CMOs comprised a diverse group in terms of gender, ethnicity, and minorities, making significant gains in 2019, says a new study.
A new report from Spencer Stuart’s annual CMO Tenure Study reveals 43% of chief marketing officers (CMOs) at the 100 most advertised brands were women in 2019. The number was up from 36% and 28% in 2018 and 2017, respectively. In 2019, nearly half of the CMO positions were filled by women.
The survey highlights that enterprises across the globe are taking necessary measures to take diversity more seriously. Offering further insights, the study notes diversity played an important role in CMO roles in 2019. Nearly 20% of them came from ethnically diverse backgrounds, compared to none in 2018.

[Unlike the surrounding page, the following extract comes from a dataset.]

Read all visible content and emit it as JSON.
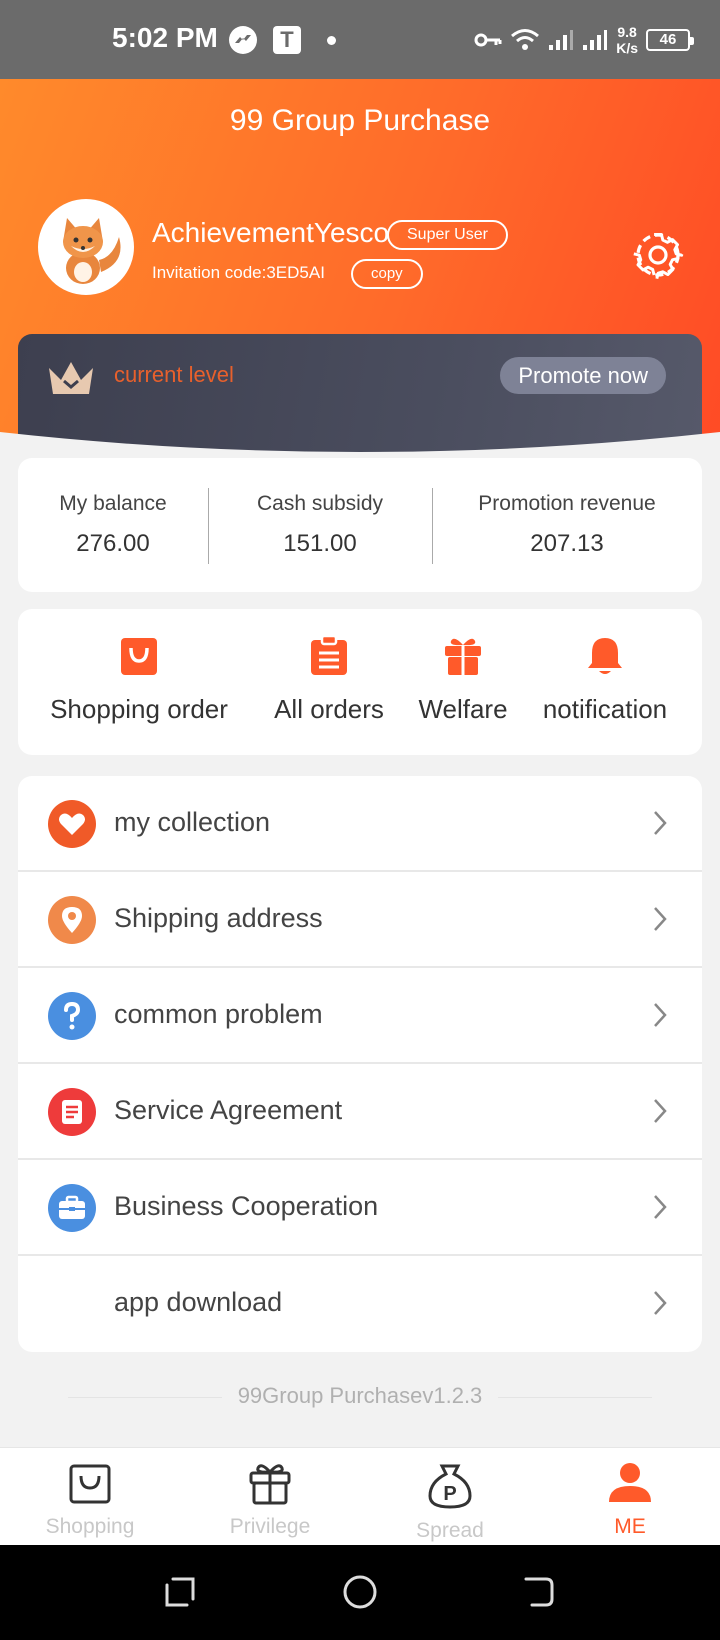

The latest numbers are noteworthy as compared to the past couple of years where companies lacked focus on diversity within the marketing and advertising industry. Marketing departments are going through a period of transition for CMO roles, and this is coming at a time when gender diversity is on the rise in 2019. A Forrester report earlier this year predicted that CMOs will find themselves in a “desperate fight for survival” and they will need to gain control over the customer experience in order to provide value.
With increasing diversity and women at top roles in marketing, companies have a great
opportunity to develop more diverse voices in their advertising. A different report from Heat said, organizations and brands that show a wide range of variety of cultural and demographic groups in their advertising see improved perception among consumers and stock market gains.
CMOs have witnessed a significant change in their jobs in a short time. Several companies have changed their business models and hence traditional best practices do not apply in these cases. CMOs will certainly need to balance the demands of the current state and have a vision toward sustaining longer-term viability, and their strength would come from being an inclusive community.